The role of ESOL teacher includes sharing expertise with general education colleagues on best instructional practices that support English language development. One way to do this is by sharing and demonstrating highly effective scaffolds that provide students with greater access to grade level content.

Teachers want to increase the instructional value provided to their multilingual learners, but sometimes the task seems overwhelming. Modeling one or two scaffolds at a time for our colleagues can be a great way to share highly effective best practices for our shared English learners.

By sharing an instructional scaffold and showing how it could be used with the grade level content builds capacity with our general education colleagues, which in turn has a positive impact on instruction for our multilingual learners. Identify possible professional development opportunities when you could share these scaffolds with teachers.

  • a weekly meeting
  • a common planning time
  • monthly mini workshops
  • beginning/middle of the year staff development
  • CLT meetings

I recommend sharing one (or two) scaffolds at a time. I share one strategy every other week with my grade level teachers during their LA CLT meeting. I take just the first few minutes at the beginning of the meeting to share one scaffold, and demonstrate how it could be implemented with the current or upcoming content being taught.

After sharing, it’s important to give teachers the opportunity to implement the new scaffold before introducing a new one. Ultimately, they’ll have all 10 of these highly effective instructional scaffolds to incorporate throughout their instruction and across all content areas. Win! 🙌

A scaffold is a temporary support that enhances comprehension and learning. Scaffolds are used to differentiate instruction and are necessary for optimizing student success. Here are a few examples of scaffolds for students at different English proficiency levels.  

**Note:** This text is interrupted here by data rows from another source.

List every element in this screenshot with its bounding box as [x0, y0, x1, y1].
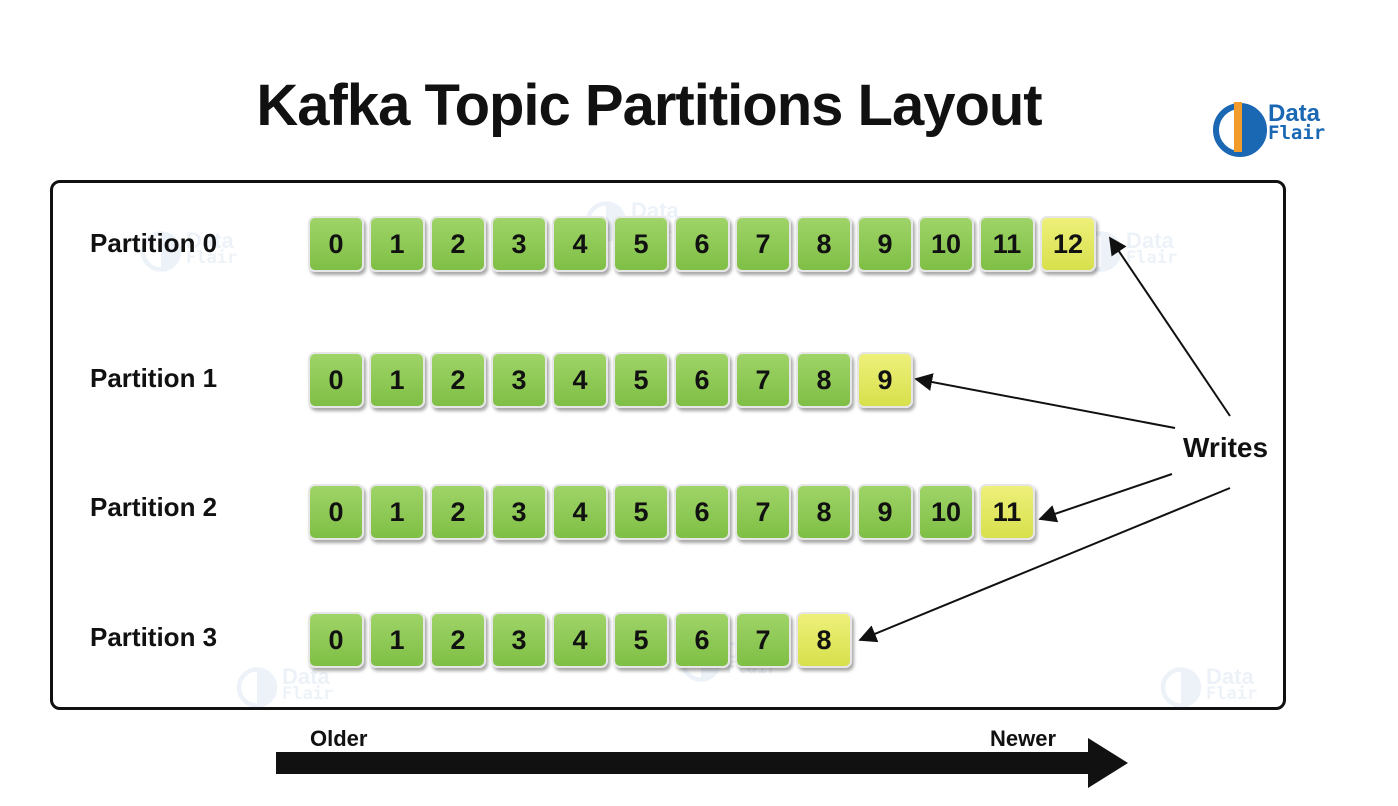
- record-offset: 10: [918, 216, 974, 272]
- latest-record-offset: 9: [857, 352, 913, 408]
- watermark-text-flair: Flair: [1206, 684, 1258, 704]
- timeline-older-label: Older: [310, 726, 368, 751]
- record-offset: 3: [491, 216, 547, 272]
- record-offset: 0: [308, 216, 364, 272]
- watermark: Data Flair: [140, 226, 250, 276]
- watermark-text-flair: Flair: [282, 684, 334, 704]
- record-offset: 1: [369, 216, 425, 272]
- record-offset: 4: [552, 612, 608, 668]
- partition-label: Partition 0: [90, 228, 218, 258]
- dataflair-logo: Data Flair: [1212, 96, 1342, 160]
- partitions-panel: [50, 180, 1286, 710]
- watermark-text-data: Data: [1126, 228, 1174, 253]
- record-offset: 2: [430, 216, 486, 272]
- record-offset: 11: [979, 216, 1035, 272]
- logo-text-flair: Flair: [1268, 122, 1326, 144]
- record-offset: 7: [735, 216, 791, 272]
- record-offset: 8: [796, 484, 852, 540]
- watermark-icon: [236, 667, 278, 708]
- partition-label: Partition 1: [90, 363, 218, 393]
- latest-record-offset: 11: [979, 484, 1035, 540]
- record-offset: 0: [308, 612, 364, 668]
- record-offset: 3: [491, 484, 547, 540]
- record-offset: 1: [369, 612, 425, 668]
- watermark: Data Flair: [1160, 662, 1270, 712]
- record-offset: 5: [613, 216, 669, 272]
- write-arrow-partition-3: [858, 487, 1231, 643]
- record-offset: 5: [613, 612, 669, 668]
- dataflair-logo-icon: [1213, 102, 1267, 157]
- watermark: Data Flair: [236, 662, 346, 712]
- record-offset: 8: [796, 216, 852, 272]
- write-arrow-partition-1: [914, 373, 1176, 429]
- diagram-title: Kafka Topic Partitions Layout: [256, 73, 1042, 138]
- logo-text-data: Data: [1268, 100, 1321, 127]
- record-offset: 9: [857, 484, 913, 540]
- partition-label: Partition 2: [90, 492, 218, 522]
- record-offset: 1: [369, 484, 425, 540]
- record-offset: 6: [674, 216, 730, 272]
- latest-record-offset: 12: [1040, 216, 1096, 272]
- record-offset: 5: [613, 352, 669, 408]
- record-offset: 6: [674, 612, 730, 668]
- record-offset: 8: [796, 352, 852, 408]
- watermark-text-data: Data: [186, 228, 234, 253]
- record-offset: 2: [430, 612, 486, 668]
- record-offset: 6: [674, 352, 730, 408]
- record-offset: 2: [430, 352, 486, 408]
- write-arrow-partition-0: [1108, 236, 1231, 417]
- record-offset: 2: [430, 484, 486, 540]
- watermark-icon: [140, 231, 182, 272]
- timeline-newer-label: Newer: [990, 726, 1057, 751]
- record-offset: 0: [308, 352, 364, 408]
- record-offset: 3: [491, 352, 547, 408]
- record-offset: 4: [552, 484, 608, 540]
- record-offset: 5: [613, 484, 669, 540]
- record-offset: 3: [491, 612, 547, 668]
- record-offset: 7: [735, 352, 791, 408]
- watermark-text-data: Data: [282, 664, 330, 689]
- record-offset: 7: [735, 612, 791, 668]
- watermark-text-flair: Flair: [186, 248, 238, 268]
- record-offset: 4: [552, 216, 608, 272]
- watermark-icon: [1160, 667, 1202, 708]
- record-offset: 1: [369, 352, 425, 408]
- record-offset: 10: [918, 484, 974, 540]
- record-offset: 6: [674, 484, 730, 540]
- record-offset: 9: [857, 216, 913, 272]
- timeline-arrow: [276, 738, 1128, 788]
- watermark-text-flair: Flair: [1126, 248, 1178, 268]
- record-offset: 0: [308, 484, 364, 540]
- latest-record-offset: 8: [796, 612, 852, 668]
- record-offset: 7: [735, 484, 791, 540]
- write-arrow-partition-2: [1038, 473, 1173, 523]
- writes-label: Writes: [1183, 432, 1269, 463]
- record-offset: 4: [552, 352, 608, 408]
- partition-label: Partition 3: [90, 622, 218, 652]
- watermark-text-data: Data: [1206, 664, 1254, 689]
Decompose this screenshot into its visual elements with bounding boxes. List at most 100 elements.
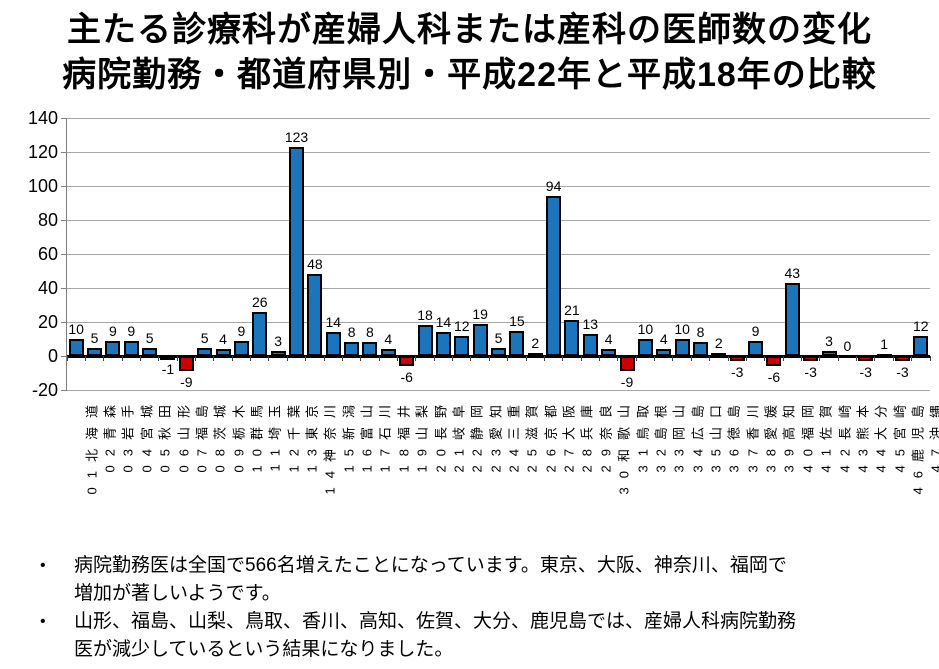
x-axis-tick bbox=[874, 356, 876, 361]
x-axis-tick bbox=[139, 356, 141, 361]
x-axis-tick bbox=[929, 356, 931, 361]
bar bbox=[435, 332, 451, 356]
bar bbox=[105, 340, 121, 356]
x-axis-category-label-text: 45宮崎 bbox=[892, 396, 908, 473]
gridline bbox=[67, 151, 930, 153]
bar-value-label: 13 bbox=[582, 315, 599, 332]
x-axis-category-label-text: 18福井 bbox=[396, 396, 412, 473]
bar bbox=[307, 274, 323, 356]
bar-value-label: -3 bbox=[804, 364, 817, 381]
x-axis-tick bbox=[562, 356, 564, 361]
y-axis-tick bbox=[61, 185, 67, 187]
x-axis-tick bbox=[433, 356, 435, 361]
bar-value-label: 14 bbox=[435, 314, 452, 331]
x-axis-category-label-text: 40福岡 bbox=[800, 396, 816, 473]
bar bbox=[711, 352, 727, 357]
bar bbox=[142, 347, 158, 356]
gridline bbox=[67, 389, 930, 391]
gridline bbox=[67, 287, 930, 289]
bar-value-label: 18 bbox=[417, 307, 433, 324]
bar bbox=[68, 339, 84, 356]
gridline bbox=[67, 185, 930, 187]
gridline bbox=[67, 253, 930, 255]
y-axis-label: 120 bbox=[27, 142, 58, 162]
x-axis-tick bbox=[195, 356, 197, 361]
y-axis-tick bbox=[61, 219, 67, 221]
bar bbox=[729, 356, 745, 362]
x-axis-tick bbox=[415, 356, 417, 361]
x-axis-category-label-text: 39高知 bbox=[781, 396, 797, 473]
bar bbox=[546, 196, 562, 356]
bar bbox=[380, 349, 396, 356]
x-axis-tick bbox=[745, 356, 747, 361]
x-axis-zero-line bbox=[67, 354, 930, 358]
bar-value-label: 1 bbox=[880, 336, 888, 353]
x-axis-category-label-text: 02青森 bbox=[102, 396, 118, 473]
x-axis-tick bbox=[856, 356, 858, 361]
x-axis-category-label-text: 42長崎 bbox=[837, 396, 852, 473]
note-bullet-2: 山形、福島、山梨、鳥取、香川、高知、佐賀、大分、鹿児島では、産婦人科病院勤務 医… bbox=[30, 608, 910, 663]
bar-value-label: -3 bbox=[896, 364, 909, 381]
bar-value-label: 19 bbox=[472, 305, 488, 322]
bar-value-label: -6 bbox=[767, 369, 781, 386]
x-axis-tick bbox=[911, 356, 913, 361]
x-axis-tick bbox=[709, 356, 711, 361]
y-axis-label: 60 bbox=[37, 244, 58, 264]
y-axis-tick bbox=[61, 287, 67, 289]
x-axis-category-label-text: 19山梨 bbox=[414, 396, 430, 473]
bar-value-label: 123 bbox=[284, 128, 309, 145]
bar bbox=[325, 332, 341, 356]
bar-value-label: -3 bbox=[730, 364, 744, 381]
bar bbox=[821, 350, 837, 356]
x-axis-tick bbox=[305, 356, 307, 361]
x-axis-tick bbox=[158, 356, 160, 361]
x-axis-tick bbox=[213, 356, 215, 361]
bar bbox=[472, 323, 488, 356]
bar bbox=[784, 282, 800, 356]
x-axis-category-label-text: 24三重 bbox=[506, 396, 522, 473]
bar bbox=[913, 335, 929, 356]
bar-value-label: 3 bbox=[825, 332, 833, 349]
bar-value-label: -3 bbox=[859, 364, 872, 381]
x-axis-category-label-text: 47沖縄 bbox=[928, 396, 939, 473]
gridline bbox=[67, 117, 930, 119]
x-axis-category-label-text: 04宮城 bbox=[139, 396, 155, 473]
bar bbox=[454, 335, 470, 356]
x-axis-tick bbox=[580, 356, 582, 361]
x-axis-tick bbox=[360, 356, 362, 361]
bar-value-label: 14 bbox=[325, 314, 342, 331]
bar-value-label: 12 bbox=[913, 317, 929, 334]
x-axis-category-label-text: 22静岡 bbox=[469, 396, 485, 473]
y-axis-tick bbox=[61, 151, 67, 153]
bar bbox=[87, 347, 103, 356]
x-axis-tick bbox=[654, 356, 656, 361]
x-axis-tick bbox=[66, 356, 68, 361]
bar-value-label: 43 bbox=[784, 264, 801, 281]
bar-value-label: 9 bbox=[108, 322, 117, 339]
x-axis-tick bbox=[488, 356, 490, 361]
x-axis-tick bbox=[341, 356, 343, 361]
x-axis-category-label-text: 14神奈川 bbox=[322, 396, 338, 495]
bar bbox=[803, 356, 819, 362]
bar bbox=[160, 356, 176, 360]
x-axis-tick bbox=[782, 356, 784, 361]
x-axis-category-label-text: 32島根 bbox=[653, 396, 669, 473]
y-axis-tick bbox=[61, 389, 67, 391]
bar bbox=[748, 340, 764, 356]
y-axis-label: 100 bbox=[27, 176, 58, 196]
x-axis-tick bbox=[121, 356, 123, 361]
bar bbox=[527, 352, 543, 357]
x-axis-tick bbox=[176, 356, 178, 361]
x-axis-tick bbox=[103, 356, 105, 361]
bar bbox=[656, 349, 672, 356]
x-axis-category-label-text: 25滋賀 bbox=[524, 396, 540, 473]
x-axis-tick bbox=[378, 356, 380, 361]
bar-value-label: -9 bbox=[620, 374, 634, 391]
x-axis-category-label-text: 17石川 bbox=[377, 396, 393, 473]
bar-value-label: 8 bbox=[696, 324, 705, 341]
bar-value-label: 94 bbox=[545, 178, 562, 195]
x-axis-category-label-text: 10群馬 bbox=[249, 396, 265, 473]
bar-value-label: 5 bbox=[145, 329, 154, 346]
bar-value-label: 4 bbox=[659, 331, 668, 348]
bar-value-label: 5 bbox=[200, 329, 209, 346]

1- Visuals – to provide context and activate background knowledge 

2- Sentence Stems and Sentence Frames – to support spoken and written output

3 – Comprehensible Input: Rate of Speech, Enunciation, Word Choice and Gestures – to present information in a way that is better understood

4- Modeling – to explicitly show what something looks like

5- Structured Discourse – planned opportunities to use academic language during a “low-stress” activity. Model first and provide sentence frames or starters.

6- Graphic Organizers  to help students organize information – add language supports such as images, word banks, and sentence starters depending on student needs

7- Frontload Key Vocabulary – pre-teach essential terms prior to reading

8- Prevent Cognitive Overload: chunk information, pause to process, keep information concise – to keep working memory from becoming “maxed out” due to too much information or too many tasks 

9- Total Physical Response – linking vocabulary and concepts with physical movement

10- Background Knowledge – to make connections between what is known and something new

👉 When teachers are provided with tools that support meaning and promote comprehensible input, they feel more confident in their teaching practices.

👉 When students are provided instruction that incorporates effective scaffolding, they have greater access to the content and curriculum, making instruction more equitable for all learners.